B.  Le pouvoir discrétionnaire résiduel

[20]  Il doit être satisfait aux deux critères prévus au paragraphe 40(4) de la Loi. Dès lors que l’un d’eux n’est pas respecté, l’affaire prend fin; il n’est pas loisible à la Cour d’accorder l’autorisation.

[21]  Toutefois, si les deux critères sont respectés, le paragraphe 40(4) dispose que le tribunal « peut » ‑ et non doit ‑ accorder l’autorisation. Le tribunal dispose d’un pouvoir discrétionnaire résiduel.

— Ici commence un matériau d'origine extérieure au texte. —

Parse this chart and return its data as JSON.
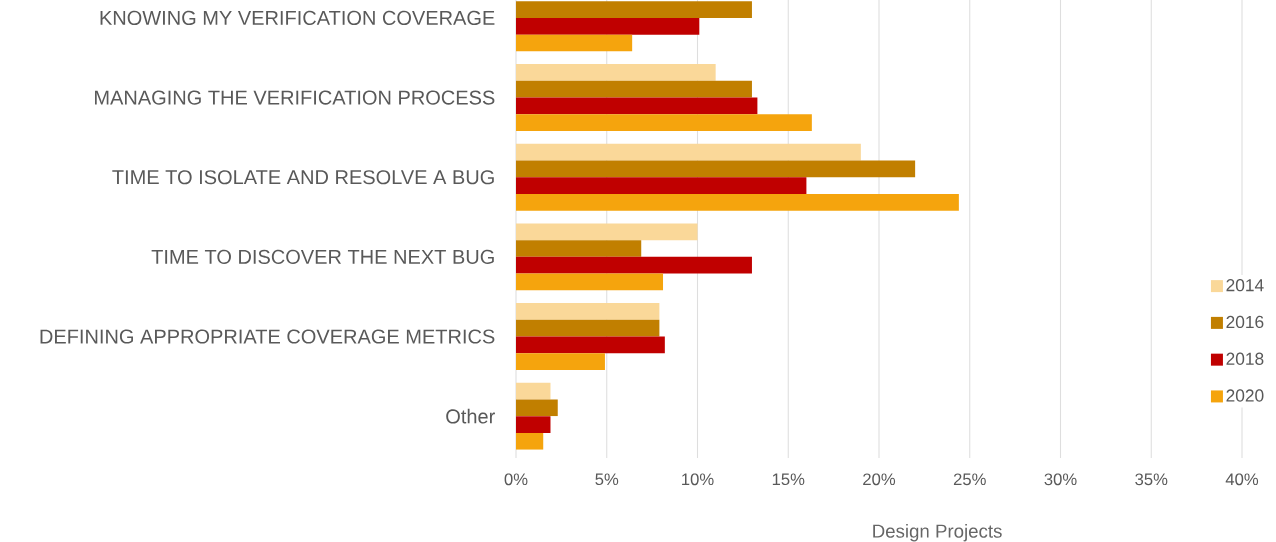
{
  "chart_data": {
    "type": "bar",
    "orientation": "horizontal",
    "xlabel": "Design Projects",
    "categories": [
      "KNOWING MY VERIFICATION COVERAGE",
      "MANAGING THE VERIFICATION PROCESS",
      "TIME TO ISOLATE AND RESOLVE A BUG",
      "TIME TO DISCOVER THE NEXT BUG",
      "DEFINING APPROPRIATE COVERAGE METRICS",
      "Other"
    ],
    "series": [
      {
        "name": "2014",
        "color": "#fad899",
        "values": [
          null,
          11.0,
          19.0,
          10.0,
          7.9,
          1.9
        ]
      },
      {
        "name": "2016",
        "color": "#c17f00",
        "values": [
          13.0,
          13.0,
          22.0,
          6.9,
          7.9,
          2.3
        ]
      },
      {
        "name": "2018",
        "color": "#c00000",
        "values": [
          10.1,
          13.3,
          16.0,
          13.0,
          8.2,
          1.9
        ]
      },
      {
        "name": "2020",
        "color": "#f5a40d",
        "values": [
          6.4,
          16.3,
          24.4,
          8.1,
          4.9,
          1.5
        ]
      }
    ],
    "xlim": [
      0,
      40
    ],
    "xticks": [
      {
        "value": 0,
        "label": "0%"
      },
      {
        "value": 5,
        "label": "5%"
      },
      {
        "value": 10,
        "label": "10%"
      },
      {
        "value": 15,
        "label": "15%"
      },
      {
        "value": 20,
        "label": "20%"
      },
      {
        "value": 25,
        "label": "25%"
      },
      {
        "value": 30,
        "label": "30%"
      },
      {
        "value": 35,
        "label": "35%"
      },
      {
        "value": 40,
        "label": "40%"
      }
    ],
    "grid": "x",
    "legend": "bottom right"
  }
}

[22]  Il ne serait pas sage de tenter de définir la teneur de ce pouvoir discrétionnaire en détail dans la présente affaire. Au fil du temps, les faits des instances à venir en révéleront la teneur et la portée. Il sera en grande partie régi par l’objet général du paragraphe 40(4) examiné ci-après.

[23]  Ce pouvoir discrétionnaire pourrait permettre au tribunal d’assortir l’autorisation de certaines conditions et de la révoquer en cas de manquement. Par exemple, la Cour pourrait exiger que le plaideur quérulent propose un échéancier ou un plan acceptable pour l’instruction de l’instance ou qu’il soit représenté par un avocat.

C.  Accès à la justice

[24]  D’aucuns pourraient penser que le paragraphe 40(4) devrait être interprété de façon à faciliter l’accès à la justice au plaideur quérulent. Il s’agit cependant d’une interprétation trop simpliste du paragraphe 40(4) qui fait abstraction du sens ordinaire de son libellé.

[25]  Ce n’est pas le rôle de la Cour d’interpréter le paragraphe 40(4) de sorte que des principes abstraits valorisés à grande échelle, comme l’accès à la justice, y trouvent refuge (Hillier c. Canada (Procureur général), 2019 CAF 44). Le rôle de la Cour est de discerner le sens véritable de la disposition législative, et non pas de modifier celle-ci (Williams c. Canada (Sécurité publique et Protection civile), 2017 CAF 252, [2018] 4 R.C.F. 174).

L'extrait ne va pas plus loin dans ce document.